The science project had to be something that she was interested in. My daughter usually isn’t the kind who goes for beaker and test tube experiments or big displays that Dad has to help build. She wanted to steer away from anything with animals like analyzing our mouse “Morty’s” behavior in a maze. Anyway, “You can’t take an animal to the science fair with you. You’d have to have a lot of really good material,” she said.
She always seems to enjoy anything that has to do with psychology. In fifth grade, she did a survey of 50 people’s reactions to colors and how they related to feelings. It was a lot of work for a 10 year old and she came up with some interesting conclusions. In eighth grade, she did a demonstration on carbon dioxide by dropping a raisin in a glass of pop to show how the C02 escaped. That project was made for her since she’s a noted pop-aholic. She got to drink the pop every time she did the experiment, even though it had to be clear and Coke is her favorite (a small drawback to an otherwise perfect project for her).
This was the first time she was actually taking her project to the science fair. It had never been required in her classes, but this year it would give extra credit. So where do we look? The library had several books full of science project suggestions. We brought them home, scanned through them, and found one that studied short-term memory in relation to gender. She liked it.
Let me explain. She showed simple pictures that could be associated with either boys or girls to an equal number of each sex in grades K-5. She noted what was remembered – for instance, whether boys tended to remember a ball glove better than a doll or the opposite for girls. She graphed her surveyed data and drew conclusions.

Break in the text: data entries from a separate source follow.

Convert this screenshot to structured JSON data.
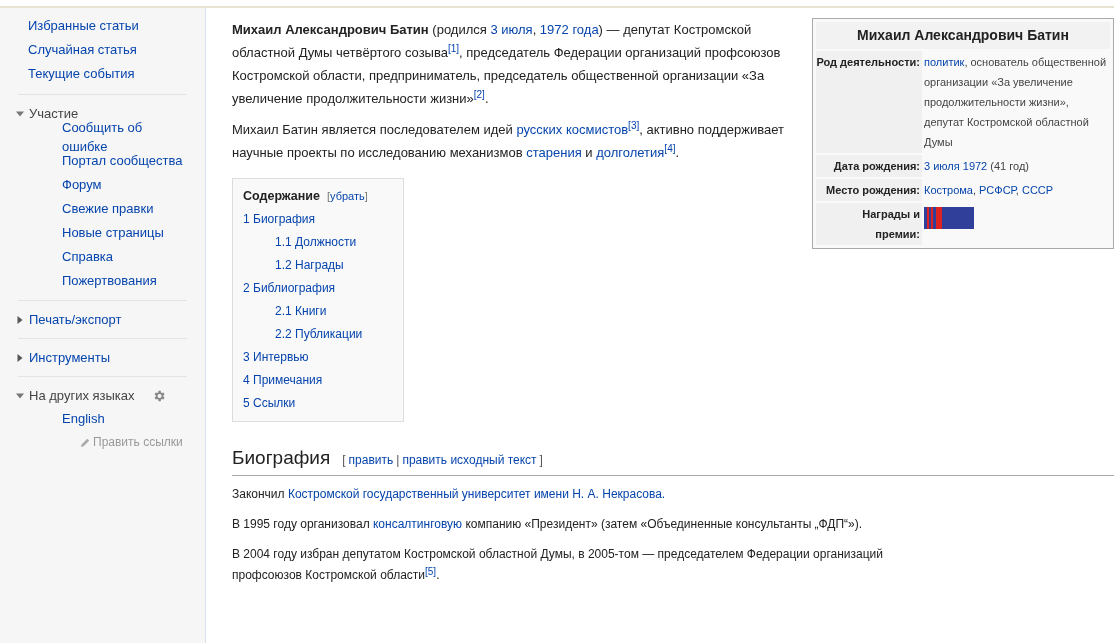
{
  "sidebar": {
    "groups": [
      {
        "kind": "plain",
        "items": [
          {
            "label": "Избранные статьи"
          },
          {
            "label": "Случайная статья"
          },
          {
            "label": "Текущие события"
          }
        ]
      },
      {
        "kind": "section",
        "heading": "Участие",
        "expanded": true,
        "items": [
          {
            "label": "Сообщить об ошибке"
          },
          {
            "label": "Портал сообщества"
          },
          {
            "label": "Форум"
          },
          {
            "label": "Свежие правки"
          },
          {
            "label": "Новые страницы"
          },
          {
            "label": "Справка"
          },
          {
            "label": "Пожертвования"
          }
        ]
      },
      {
        "kind": "section",
        "heading": "Печать/экспорт",
        "expanded": false
      },
      {
        "kind": "section",
        "heading": "Инструменты",
        "expanded": false
      },
      {
        "kind": "languages",
        "heading": "На других языках",
        "expanded": true,
        "items": [
          {
            "label": "English"
          },
          {
            "label": "Править ссылки",
            "kind": "edit"
          }
        ]
      }
    ]
  },
  "intro": [
    [
      {
        "kind": "bold",
        "t": "Михаил Александрович Батин"
      },
      {
        "kind": "text",
        "t": " (родился "
      },
      {
        "kind": "link",
        "t": "3 июля"
      },
      {
        "kind": "text",
        "t": ", "
      },
      {
        "kind": "link",
        "t": "1972 года"
      },
      {
        "kind": "text",
        "t": ") — депутат Костромской областной Думы четвёртого созыва"
      },
      {
        "kind": "ref",
        "t": "[1]"
      },
      {
        "kind": "text",
        "t": ", председатель Федерации организаций профсоюзов Костромской области, предприниматель, председатель общественной организации «За увеличение продолжительности жизни»"
      },
      {
        "kind": "ref",
        "t": "[2]"
      },
      {
        "kind": "text",
        "t": "."
      }
    ],
    [
      {
        "kind": "text",
        "t": "Михаил Батин является последователем идей "
      },
      {
        "kind": "link",
        "t": "русских космистов"
      },
      {
        "kind": "ref",
        "t": "[3]"
      },
      {
        "kind": "text",
        "t": ", активно поддерживает научные проекты по исследованию механизмов "
      },
      {
        "kind": "link",
        "t": "старения"
      },
      {
        "kind": "text",
        "t": " и "
      },
      {
        "kind": "link",
        "t": "долголетия"
      },
      {
        "kind": "ref",
        "t": "[4]"
      },
      {
        "kind": "text",
        "t": "."
      }
    ]
  ],
  "toc": {
    "title": "Содержание",
    "toggle_open": "[",
    "toggle": "убрать",
    "toggle_close": "]",
    "items": [
      {
        "label": "1 Биография",
        "children": [
          {
            "label": "1.1 Должности"
          },
          {
            "label": "1.2 Награды"
          }
        ]
      },
      {
        "label": "2 Библиография",
        "children": [
          {
            "label": "2.1 Книги"
          },
          {
            "label": "2.2 Публикации"
          }
        ]
      },
      {
        "label": "3 Интервью"
      },
      {
        "label": "4 Примечания"
      },
      {
        "label": "5 Ссылки"
      }
    ]
  },
  "infobox": {
    "title": "Михаил Александрович Батин",
    "rows": [
      {
        "kind": "text",
        "label": "Род деятельности:",
        "value": [
          {
            "kind": "link",
            "t": "политик"
          },
          {
            "kind": "text",
            "t": ", основатель общественной организации «За увеличение продолжительности жизни», депутат Костромской областной Думы"
          }
        ]
      },
      {
        "kind": "text",
        "label": "Дата рождения:",
        "value": [
          {
            "kind": "link",
            "t": "3 июля 1972"
          },
          {
            "kind": "text",
            "t": " (41 год)"
          }
        ]
      },
      {
        "kind": "text",
        "label": "Место рождения:",
        "value": [
          {
            "kind": "link",
            "t": "Кострома"
          },
          {
            "kind": "text",
            "t": ", "
          },
          {
            "kind": "link",
            "t": "РСФСР"
          },
          {
            "kind": "text",
            "t": ", "
          },
          {
            "kind": "link",
            "t": "СССР"
          }
        ]
      },
      {
        "kind": "ribbon",
        "label": "Награды и премии:"
      }
    ]
  },
  "section": {
    "heading": "Биография",
    "open": "[",
    "edit": "править",
    "separator": "|",
    "edit_source": "править исходный текст",
    "close": "]",
    "paragraphs": [
      [
        {
          "kind": "text",
          "t": "Закончил "
        },
        {
          "kind": "link",
          "t": "Костромской государственный университет имени Н. А. Некрасова."
        }
      ],
      [
        {
          "kind": "text",
          "t": "В 1995 году организовал "
        },
        {
          "kind": "link",
          "t": "консалтинговую"
        },
        {
          "kind": "text",
          "t": " компанию «Президент» (затем «Объединенные консультанты „ФДП“»)."
        }
      ],
      [
        {
          "kind": "text",
          "t": "В 2004 году избран депутатом Костромской областной Думы, в 2005-том — председателем Федерации организаций профсоюзов Костромской области"
        },
        {
          "kind": "ref",
          "t": "[5]"
        },
        {
          "kind": "text",
          "t": "."
        }
      ]
    ]
  }
}
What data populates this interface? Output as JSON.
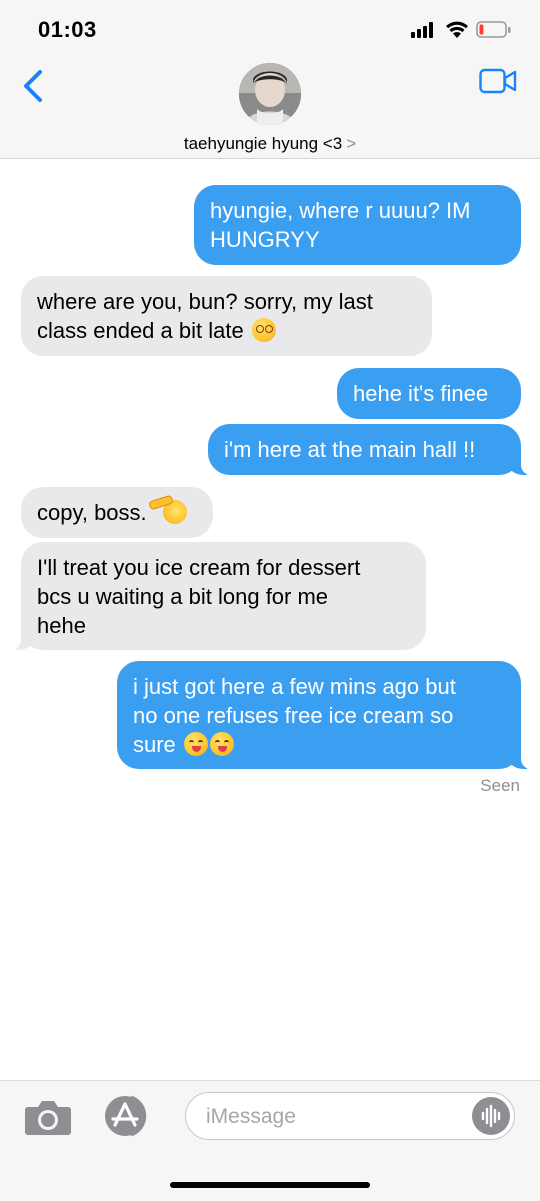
{
  "status_bar": {
    "time": "01:03",
    "signal_icon": "cellular-signal-icon",
    "wifi_icon": "wifi-icon",
    "battery_icon": "battery-low-icon",
    "battery_level": 0.12
  },
  "header": {
    "back_icon": "chevron-left-icon",
    "contact_name": "taehyungie hyung <3",
    "chevron": ">",
    "video_icon": "video-camera-icon"
  },
  "messages": [
    {
      "from": "me",
      "lines": [
        "hyungie, where r uuuu? IM",
        "HUNGRYY"
      ]
    },
    {
      "from": "them",
      "lines": [
        "where are you, bun? sorry, my last",
        "class ended a bit late"
      ],
      "emoji": "dizzy-face"
    },
    {
      "from": "me",
      "lines": [
        "hehe it's finee"
      ]
    },
    {
      "from": "me",
      "lines": [
        "i'm here at the main hall !!"
      ]
    },
    {
      "from": "them",
      "lines": [
        "copy, boss."
      ],
      "emoji": "saluting-face"
    },
    {
      "from": "them",
      "lines": [
        "I'll treat you ice cream for dessert",
        "bcs u waiting a bit long for me",
        "hehe"
      ]
    },
    {
      "from": "me",
      "lines": [
        "i just got here a few mins ago but",
        "no one refuses free ice cream so",
        "sure"
      ],
      "emoji": "yum-face x2"
    }
  ],
  "read_receipt": "Seen",
  "input_bar": {
    "camera_icon": "camera-icon",
    "appstore_icon": "app-store-icon",
    "placeholder": "iMessage",
    "value": "",
    "audio_icon": "audio-waveform-icon"
  },
  "colors": {
    "sent_bubble": "#3b9ff1",
    "received_bubble": "#e9e9ec",
    "accent": "#1a82fb",
    "bar_background": "#f6f6f7"
  }
}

She expected that the children would recall objects that are traditionally associated with their own gender. Only 64 percent did which is not the walk-away majority that one might expect. This pleases me; I hope we are getting away from stereotyping kids with toys and, more important, attitudes.
She also expected that her plain and simply presented project, although well organized, would not place well at the fair. It placed well enough to be taken to a fair at the next level. This pleased us both. Nice job Jo!
I was also pleased because this reinforced an idea that some of you readers have probably picked up on as being important to me – that less is often more. In our American world of plenty, this is a lesson worth going over every day.